Maria, a long-time PSS volunteer with the Ukrainian Red Cross in Lviv.
A new report from the Red Cross Red Crescent Movement, Six Months of Armed Conflict in Ukraine, outlines how, in the first six months of the conflict, the Movement has reached 368,000 people with Mental Health and Psychosocial Support, but also that the mental health needs are growing. In early June, the Ukrainian Ministry of Health estimated that 15 million people might require psychosocial support due to the armed conflict, with three to four million potentially requiring medical treatment.
The IFRC is working with National Societies to increase their ability to help those impacted.

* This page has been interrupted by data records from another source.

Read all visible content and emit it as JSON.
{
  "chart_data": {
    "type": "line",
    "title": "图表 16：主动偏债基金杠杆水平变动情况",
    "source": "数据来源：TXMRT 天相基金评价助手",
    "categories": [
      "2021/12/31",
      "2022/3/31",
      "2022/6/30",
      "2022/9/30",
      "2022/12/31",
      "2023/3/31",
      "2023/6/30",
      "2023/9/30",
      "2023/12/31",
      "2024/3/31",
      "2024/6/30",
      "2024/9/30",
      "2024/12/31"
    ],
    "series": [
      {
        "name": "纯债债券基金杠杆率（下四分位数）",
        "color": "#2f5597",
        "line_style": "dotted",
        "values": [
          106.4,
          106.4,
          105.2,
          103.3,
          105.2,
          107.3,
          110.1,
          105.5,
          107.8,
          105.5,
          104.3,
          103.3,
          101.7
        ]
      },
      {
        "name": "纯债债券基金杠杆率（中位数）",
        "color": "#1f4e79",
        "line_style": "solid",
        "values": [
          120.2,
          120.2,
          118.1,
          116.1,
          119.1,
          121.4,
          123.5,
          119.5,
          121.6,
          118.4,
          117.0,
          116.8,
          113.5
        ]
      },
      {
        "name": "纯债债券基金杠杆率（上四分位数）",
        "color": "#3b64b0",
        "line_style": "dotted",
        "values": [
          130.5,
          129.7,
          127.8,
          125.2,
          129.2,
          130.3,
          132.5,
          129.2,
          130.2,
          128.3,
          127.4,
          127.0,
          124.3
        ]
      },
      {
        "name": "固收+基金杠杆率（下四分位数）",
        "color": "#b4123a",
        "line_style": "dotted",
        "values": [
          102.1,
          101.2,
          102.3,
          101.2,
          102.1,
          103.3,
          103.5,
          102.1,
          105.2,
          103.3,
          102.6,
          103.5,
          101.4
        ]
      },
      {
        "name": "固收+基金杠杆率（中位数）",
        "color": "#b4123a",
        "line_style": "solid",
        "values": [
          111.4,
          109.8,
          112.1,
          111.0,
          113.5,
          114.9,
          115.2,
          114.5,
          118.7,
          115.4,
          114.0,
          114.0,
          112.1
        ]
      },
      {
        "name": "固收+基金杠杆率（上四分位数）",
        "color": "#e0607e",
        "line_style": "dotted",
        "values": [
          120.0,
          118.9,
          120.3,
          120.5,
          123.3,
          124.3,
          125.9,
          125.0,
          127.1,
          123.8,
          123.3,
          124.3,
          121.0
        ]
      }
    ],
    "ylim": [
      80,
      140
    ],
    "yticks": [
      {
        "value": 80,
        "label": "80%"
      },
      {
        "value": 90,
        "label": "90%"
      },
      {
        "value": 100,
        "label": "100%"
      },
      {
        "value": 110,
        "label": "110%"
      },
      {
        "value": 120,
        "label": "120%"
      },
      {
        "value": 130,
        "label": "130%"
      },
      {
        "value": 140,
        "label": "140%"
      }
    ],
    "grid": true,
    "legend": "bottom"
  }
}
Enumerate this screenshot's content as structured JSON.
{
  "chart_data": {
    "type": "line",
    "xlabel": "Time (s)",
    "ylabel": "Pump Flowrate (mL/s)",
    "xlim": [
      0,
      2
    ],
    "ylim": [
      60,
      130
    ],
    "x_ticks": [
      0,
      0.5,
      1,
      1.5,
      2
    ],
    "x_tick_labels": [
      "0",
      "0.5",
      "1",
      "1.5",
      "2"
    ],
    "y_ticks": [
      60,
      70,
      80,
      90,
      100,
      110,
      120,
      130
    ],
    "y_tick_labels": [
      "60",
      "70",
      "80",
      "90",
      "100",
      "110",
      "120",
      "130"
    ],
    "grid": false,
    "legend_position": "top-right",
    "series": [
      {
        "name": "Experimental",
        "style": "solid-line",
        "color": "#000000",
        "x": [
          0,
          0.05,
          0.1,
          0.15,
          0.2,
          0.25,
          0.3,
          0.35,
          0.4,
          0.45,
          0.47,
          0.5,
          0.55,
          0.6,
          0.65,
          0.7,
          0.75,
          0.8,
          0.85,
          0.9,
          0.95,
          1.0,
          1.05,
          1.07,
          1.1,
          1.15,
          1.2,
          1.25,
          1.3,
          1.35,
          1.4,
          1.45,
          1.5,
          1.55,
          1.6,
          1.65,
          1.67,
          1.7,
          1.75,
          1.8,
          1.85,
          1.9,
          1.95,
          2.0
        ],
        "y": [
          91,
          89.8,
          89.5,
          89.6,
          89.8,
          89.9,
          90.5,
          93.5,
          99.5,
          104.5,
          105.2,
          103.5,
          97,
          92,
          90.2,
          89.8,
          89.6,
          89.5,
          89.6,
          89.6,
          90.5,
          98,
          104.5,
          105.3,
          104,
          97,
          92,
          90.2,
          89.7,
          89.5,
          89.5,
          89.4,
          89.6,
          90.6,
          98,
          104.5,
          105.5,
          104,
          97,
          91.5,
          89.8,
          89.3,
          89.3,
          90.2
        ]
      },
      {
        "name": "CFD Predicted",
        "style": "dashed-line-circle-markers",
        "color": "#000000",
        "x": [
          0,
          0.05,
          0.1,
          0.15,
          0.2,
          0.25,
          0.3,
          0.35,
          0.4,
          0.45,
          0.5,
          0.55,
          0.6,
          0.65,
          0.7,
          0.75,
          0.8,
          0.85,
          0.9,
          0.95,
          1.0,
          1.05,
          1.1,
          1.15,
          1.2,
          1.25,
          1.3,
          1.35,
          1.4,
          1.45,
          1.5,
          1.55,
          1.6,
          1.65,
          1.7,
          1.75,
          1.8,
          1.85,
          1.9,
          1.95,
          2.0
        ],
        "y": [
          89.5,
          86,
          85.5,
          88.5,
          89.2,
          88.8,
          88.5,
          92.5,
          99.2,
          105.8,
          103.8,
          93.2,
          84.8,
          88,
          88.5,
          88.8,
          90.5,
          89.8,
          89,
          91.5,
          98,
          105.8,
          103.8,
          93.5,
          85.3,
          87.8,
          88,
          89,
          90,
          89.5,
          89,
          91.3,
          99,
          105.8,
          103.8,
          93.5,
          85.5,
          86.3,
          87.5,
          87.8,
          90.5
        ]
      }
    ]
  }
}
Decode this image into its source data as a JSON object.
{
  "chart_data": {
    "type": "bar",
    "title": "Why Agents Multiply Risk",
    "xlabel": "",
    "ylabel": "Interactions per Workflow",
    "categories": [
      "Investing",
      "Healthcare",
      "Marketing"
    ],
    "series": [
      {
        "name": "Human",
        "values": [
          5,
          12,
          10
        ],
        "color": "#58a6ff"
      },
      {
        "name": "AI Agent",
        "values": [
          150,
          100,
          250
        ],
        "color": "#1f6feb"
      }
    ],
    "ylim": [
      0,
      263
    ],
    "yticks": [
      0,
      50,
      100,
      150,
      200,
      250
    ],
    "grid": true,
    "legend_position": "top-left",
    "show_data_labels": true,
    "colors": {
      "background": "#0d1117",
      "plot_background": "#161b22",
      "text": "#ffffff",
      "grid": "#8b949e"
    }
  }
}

The European Union-funded project will target 300,000 people in Czech Republic, Hungary, Poland, Romania and Slovakia, in coordination with Danish Red Cross and with technical assistance from the IFRC Psychosocial Centre.
The technical services provided by Red Cross Red Crescent staff and volunteers in Ukraine and neighbouring countries span from sitting down with someone and listening to their story, creating awareness, and providing someone with information on the common signs, symptoms and reactions to stress – to referring those who may need it to specialized services. Staff and volunteers also organize social activities: Cooking night at a shelter, running child-friendly spaces and other child-friendly activities, as well as activities for caregivers and sports and recreational activities, which can help inclusion and integration.